American producers, mostly smaller independents, are laying off workers and cutting costs. They are not pleased to have a 10-ton gorilla enter an already intensely competitive market. The gorilla is Gazprom, the Russian natural gas company and the world’s largest producer and marketer of natural gas. On October 1, Gazprom announced that it was officially entering U.S. trading and marketing through Gazprom Marketing & Trading USA.

In 2006, Gazprom quietly opened an office in Houston and began negotiating long-term gas supply swap deals that have given it access to 350 million cubic feet per day at a number of key gas pipeline hubs. Vitaly Vasiliev, chief executive officer of Gazprom Marketing and Trading in the UK, said, “We have now achieved our goal of bringing the world’s largest gas company into the world’s largest gas market.
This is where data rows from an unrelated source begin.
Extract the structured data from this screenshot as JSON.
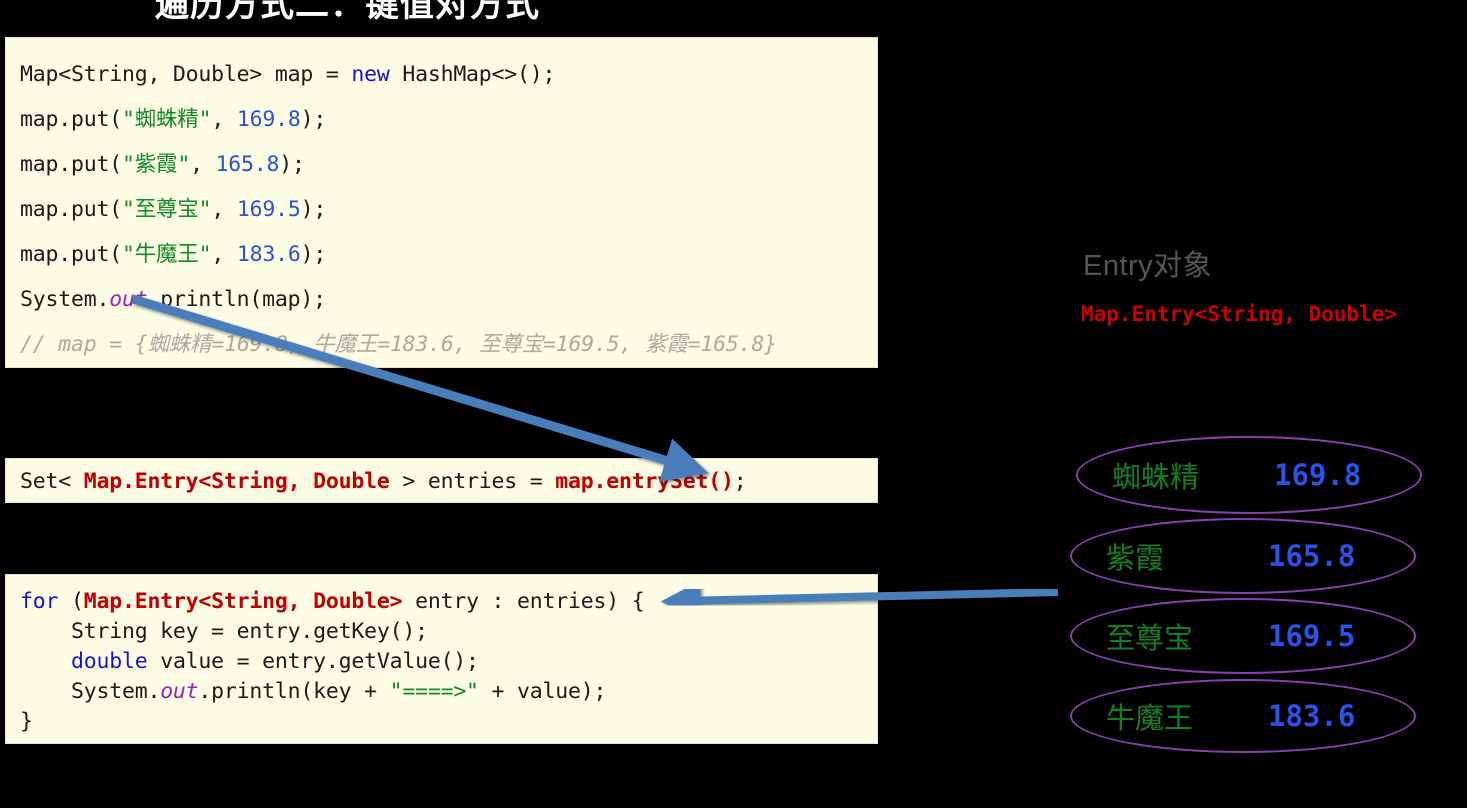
{
  "slide": {
    "title": "遍历方式二：键值对方式",
    "background_color": "#000000"
  },
  "colors": {
    "code_background": "#fdfce4",
    "keyword": "#1414c8",
    "number": "#2c4fd6",
    "string": "#128a28",
    "comment": "#a9a9a0",
    "entry_type": "#c00000",
    "oval_border": "#8c3fb0",
    "oval_key": "#118022",
    "oval_value": "#2a52e8",
    "arrow": "#4a7ebb",
    "heading": "#555555"
  },
  "panel_main": {
    "name": "map-creation-code",
    "lines": [
      [
        {
          "t": "Map<String, Double> map = ",
          "c": "plain"
        },
        {
          "t": "new",
          "c": "kw"
        },
        {
          "t": " HashMap<>();",
          "c": "plain"
        }
      ],
      [
        {
          "t": "map.put(",
          "c": "plain"
        },
        {
          "t": "\"",
          "c": "str"
        },
        {
          "t": "蜘蛛精",
          "c": "str-cn"
        },
        {
          "t": "\"",
          "c": "str"
        },
        {
          "t": ", ",
          "c": "plain"
        },
        {
          "t": "169.8",
          "c": "num"
        },
        {
          "t": ");",
          "c": "plain"
        }
      ],
      [
        {
          "t": "map.put(",
          "c": "plain"
        },
        {
          "t": "\"",
          "c": "str"
        },
        {
          "t": "紫霞",
          "c": "str-cn"
        },
        {
          "t": "\"",
          "c": "str"
        },
        {
          "t": ", ",
          "c": "plain"
        },
        {
          "t": "165.8",
          "c": "num"
        },
        {
          "t": ");",
          "c": "plain"
        }
      ],
      [
        {
          "t": "map.put(",
          "c": "plain"
        },
        {
          "t": "\"",
          "c": "str"
        },
        {
          "t": "至尊宝",
          "c": "str-cn"
        },
        {
          "t": "\"",
          "c": "str"
        },
        {
          "t": ", ",
          "c": "plain"
        },
        {
          "t": "169.5",
          "c": "num"
        },
        {
          "t": ");",
          "c": "plain"
        }
      ],
      [
        {
          "t": "map.put(",
          "c": "plain"
        },
        {
          "t": "\"",
          "c": "str"
        },
        {
          "t": "牛魔王",
          "c": "str-cn"
        },
        {
          "t": "\"",
          "c": "str"
        },
        {
          "t": ", ",
          "c": "plain"
        },
        {
          "t": "183.6",
          "c": "num"
        },
        {
          "t": ");",
          "c": "plain"
        }
      ],
      [
        {
          "t": "System.",
          "c": "plain"
        },
        {
          "t": "out",
          "c": "field-out"
        },
        {
          "t": ".println(map);",
          "c": "plain"
        }
      ],
      [
        {
          "t": "// map = {蜘蛛精=169.8, 牛魔王=183.6, 至尊宝=169.5, 紫霞=165.8}",
          "c": "comment"
        }
      ]
    ]
  },
  "panel_entry": {
    "name": "entryset-code",
    "lines": [
      [
        {
          "t": "Set< ",
          "c": "plain"
        },
        {
          "t": "Map.Entry<String, Double",
          "c": "entrytype"
        },
        {
          "t": " > entries = ",
          "c": "plain"
        },
        {
          "t": "map.entrySet()",
          "c": "redcall"
        },
        {
          "t": ";",
          "c": "plain"
        }
      ]
    ]
  },
  "panel_foreach": {
    "name": "foreach-loop-code",
    "lines": [
      [
        {
          "t": "for",
          "c": "kw"
        },
        {
          "t": " (",
          "c": "plain"
        },
        {
          "t": "Map.Entry<String, Double>",
          "c": "entrytype"
        },
        {
          "t": " entry : entries) {",
          "c": "plain"
        }
      ],
      [
        {
          "t": "    String key = entry.getKey();",
          "c": "plain"
        }
      ],
      [
        {
          "t": "    ",
          "c": "plain"
        },
        {
          "t": "double",
          "c": "kw"
        },
        {
          "t": " value = entry.getValue();",
          "c": "plain"
        }
      ],
      [
        {
          "t": "    System.",
          "c": "plain"
        },
        {
          "t": "out",
          "c": "field-out"
        },
        {
          "t": ".println(key + ",
          "c": "plain"
        },
        {
          "t": "\"====>\"",
          "c": "str"
        },
        {
          "t": " + value);",
          "c": "plain"
        }
      ],
      [
        {
          "t": "}",
          "c": "plain"
        }
      ]
    ]
  },
  "right_panel": {
    "heading": "Entry对象",
    "signature": "Map.Entry<String, Double>"
  },
  "entries": [
    {
      "key": "蜘蛛精",
      "value": "169.8"
    },
    {
      "key": "紫霞",
      "value": "165.8"
    },
    {
      "key": "至尊宝",
      "value": "169.5"
    },
    {
      "key": "牛魔王",
      "value": "183.6"
    }
  ],
  "arrows": [
    {
      "name": "arrow-println-to-entryset",
      "from": "System.out.println(map);",
      "to": "map.entrySet();"
    },
    {
      "name": "arrow-entryset-to-first-entry",
      "from": "map.entrySet();",
      "to": "蜘蛛精 169.8"
    },
    {
      "name": "arrow-entries-to-foreach",
      "from": "entry ovals",
      "to": "for (Map.Entry<String, Double> entry : entries) {"
    }
  ]
}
We’ve heard about Gazprom buying European natural gas infrastructure and local companies. Clearly, they’re looking to get a hold on U.S. distribution as well. This is partly because Russian natural gas production is rising rapidly and, just as consuming countries need security of supply, so producing countries need security of demand. In the face of weak global demand, Russian natural gas production rose to 45.5 billion cubic meters in September from 43.5 billion cubic meters in August, getting Russia to close to 20 percent of global output. Meanwhile, Gazprom believes that European demand appears to be stabilizing for the long term.

Prod

The United States will remain the world’s largest market for the foreseeable future, and Gazprom – according to the chief of it’s U.S. operations, John Hattenberger – wants a stake in that market for purely commercial reasons. When Gazprom planned to enter U.S. trading and marketing prices were at all-time highs, and thus the company may have been motivated purely by shareholder interest (about half of Gazprom USA is publicly traded). Yet to choose to enter now, when losses will clearly be sustained, suggests government interests at work.
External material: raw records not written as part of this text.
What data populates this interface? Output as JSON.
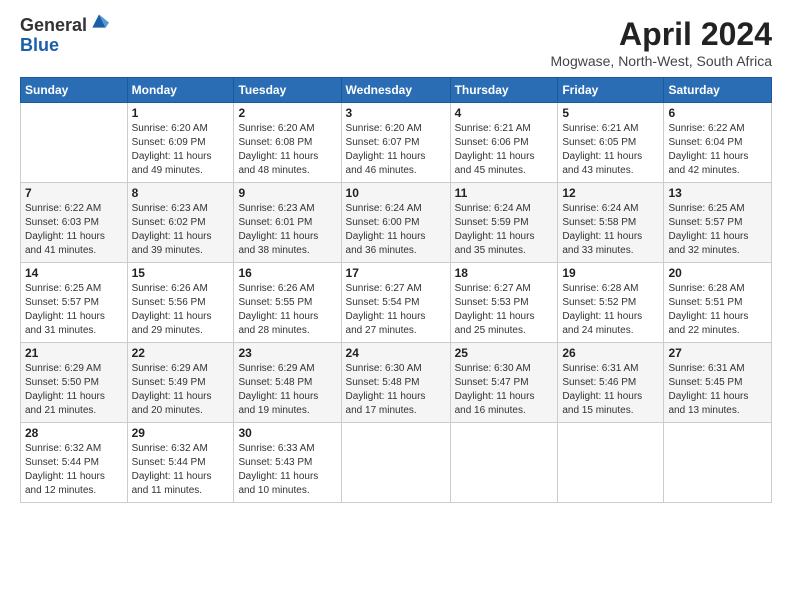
{
  "logo": {
    "general": "General",
    "blue": "Blue"
  },
  "header": {
    "month": "April 2024",
    "location": "Mogwase, North-West, South Africa"
  },
  "weekdays": [
    "Sunday",
    "Monday",
    "Tuesday",
    "Wednesday",
    "Thursday",
    "Friday",
    "Saturday"
  ],
  "weeks": [
    [
      {
        "day": "",
        "info": ""
      },
      {
        "day": "1",
        "info": "Sunrise: 6:20 AM\nSunset: 6:09 PM\nDaylight: 11 hours\nand 49 minutes."
      },
      {
        "day": "2",
        "info": "Sunrise: 6:20 AM\nSunset: 6:08 PM\nDaylight: 11 hours\nand 48 minutes."
      },
      {
        "day": "3",
        "info": "Sunrise: 6:20 AM\nSunset: 6:07 PM\nDaylight: 11 hours\nand 46 minutes."
      },
      {
        "day": "4",
        "info": "Sunrise: 6:21 AM\nSunset: 6:06 PM\nDaylight: 11 hours\nand 45 minutes."
      },
      {
        "day": "5",
        "info": "Sunrise: 6:21 AM\nSunset: 6:05 PM\nDaylight: 11 hours\nand 43 minutes."
      },
      {
        "day": "6",
        "info": "Sunrise: 6:22 AM\nSunset: 6:04 PM\nDaylight: 11 hours\nand 42 minutes."
      }
    ],
    [
      {
        "day": "7",
        "info": "Sunrise: 6:22 AM\nSunset: 6:03 PM\nDaylight: 11 hours\nand 41 minutes."
      },
      {
        "day": "8",
        "info": "Sunrise: 6:23 AM\nSunset: 6:02 PM\nDaylight: 11 hours\nand 39 minutes."
      },
      {
        "day": "9",
        "info": "Sunrise: 6:23 AM\nSunset: 6:01 PM\nDaylight: 11 hours\nand 38 minutes."
      },
      {
        "day": "10",
        "info": "Sunrise: 6:24 AM\nSunset: 6:00 PM\nDaylight: 11 hours\nand 36 minutes."
      },
      {
        "day": "11",
        "info": "Sunrise: 6:24 AM\nSunset: 5:59 PM\nDaylight: 11 hours\nand 35 minutes."
      },
      {
        "day": "12",
        "info": "Sunrise: 6:24 AM\nSunset: 5:58 PM\nDaylight: 11 hours\nand 33 minutes."
      },
      {
        "day": "13",
        "info": "Sunrise: 6:25 AM\nSunset: 5:57 PM\nDaylight: 11 hours\nand 32 minutes."
      }
    ],
    [
      {
        "day": "14",
        "info": "Sunrise: 6:25 AM\nSunset: 5:57 PM\nDaylight: 11 hours\nand 31 minutes."
      },
      {
        "day": "15",
        "info": "Sunrise: 6:26 AM\nSunset: 5:56 PM\nDaylight: 11 hours\nand 29 minutes."
      },
      {
        "day": "16",
        "info": "Sunrise: 6:26 AM\nSunset: 5:55 PM\nDaylight: 11 hours\nand 28 minutes."
      },
      {
        "day": "17",
        "info": "Sunrise: 6:27 AM\nSunset: 5:54 PM\nDaylight: 11 hours\nand 27 minutes."
      },
      {
        "day": "18",
        "info": "Sunrise: 6:27 AM\nSunset: 5:53 PM\nDaylight: 11 hours\nand 25 minutes."
      },
      {
        "day": "19",
        "info": "Sunrise: 6:28 AM\nSunset: 5:52 PM\nDaylight: 11 hours\nand 24 minutes."
      },
      {
        "day": "20",
        "info": "Sunrise: 6:28 AM\nSunset: 5:51 PM\nDaylight: 11 hours\nand 22 minutes."
      }
    ],
    [
      {
        "day": "21",
        "info": "Sunrise: 6:29 AM\nSunset: 5:50 PM\nDaylight: 11 hours\nand 21 minutes."
      },
      {
        "day": "22",
        "info": "Sunrise: 6:29 AM\nSunset: 5:49 PM\nDaylight: 11 hours\nand 20 minutes."
      },
      {
        "day": "23",
        "info": "Sunrise: 6:29 AM\nSunset: 5:48 PM\nDaylight: 11 hours\nand 19 minutes."
      },
      {
        "day": "24",
        "info": "Sunrise: 6:30 AM\nSunset: 5:48 PM\nDaylight: 11 hours\nand 17 minutes."
      },
      {
        "day": "25",
        "info": "Sunrise: 6:30 AM\nSunset: 5:47 PM\nDaylight: 11 hours\nand 16 minutes."
      },
      {
        "day": "26",
        "info": "Sunrise: 6:31 AM\nSunset: 5:46 PM\nDaylight: 11 hours\nand 15 minutes."
      },
      {
        "day": "27",
        "info": "Sunrise: 6:31 AM\nSunset: 5:45 PM\nDaylight: 11 hours\nand 13 minutes."
      }
    ],
    [
      {
        "day": "28",
        "info": "Sunrise: 6:32 AM\nSunset: 5:44 PM\nDaylight: 11 hours\nand 12 minutes."
      },
      {
        "day": "29",
        "info": "Sunrise: 6:32 AM\nSunset: 5:44 PM\nDaylight: 11 hours\nand 11 minutes."
      },
      {
        "day": "30",
        "info": "Sunrise: 6:33 AM\nSunset: 5:43 PM\nDaylight: 11 hours\nand 10 minutes."
      },
      {
        "day": "",
        "info": ""
      },
      {
        "day": "",
        "info": ""
      },
      {
        "day": "",
        "info": ""
      },
      {
        "day": "",
        "info": ""
      }
    ]
  ]
}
The government’s goal of expanded geographical reach is partly motivated by a need to unload LNG. For a number of months Gazprom has sought to unload LNG  from the Sakhalin project off Russia’s eastern coast to the U.S. through a Mexican LNG terminal. Prices, however, have been too low. Gazprom is also intending to export LNG to the U.S. from the massive Shtokman fields in the Arctic. All of this gas will have to have somewhere to go. By gaining a foothold in American distribution, Russia can help ensure it a home.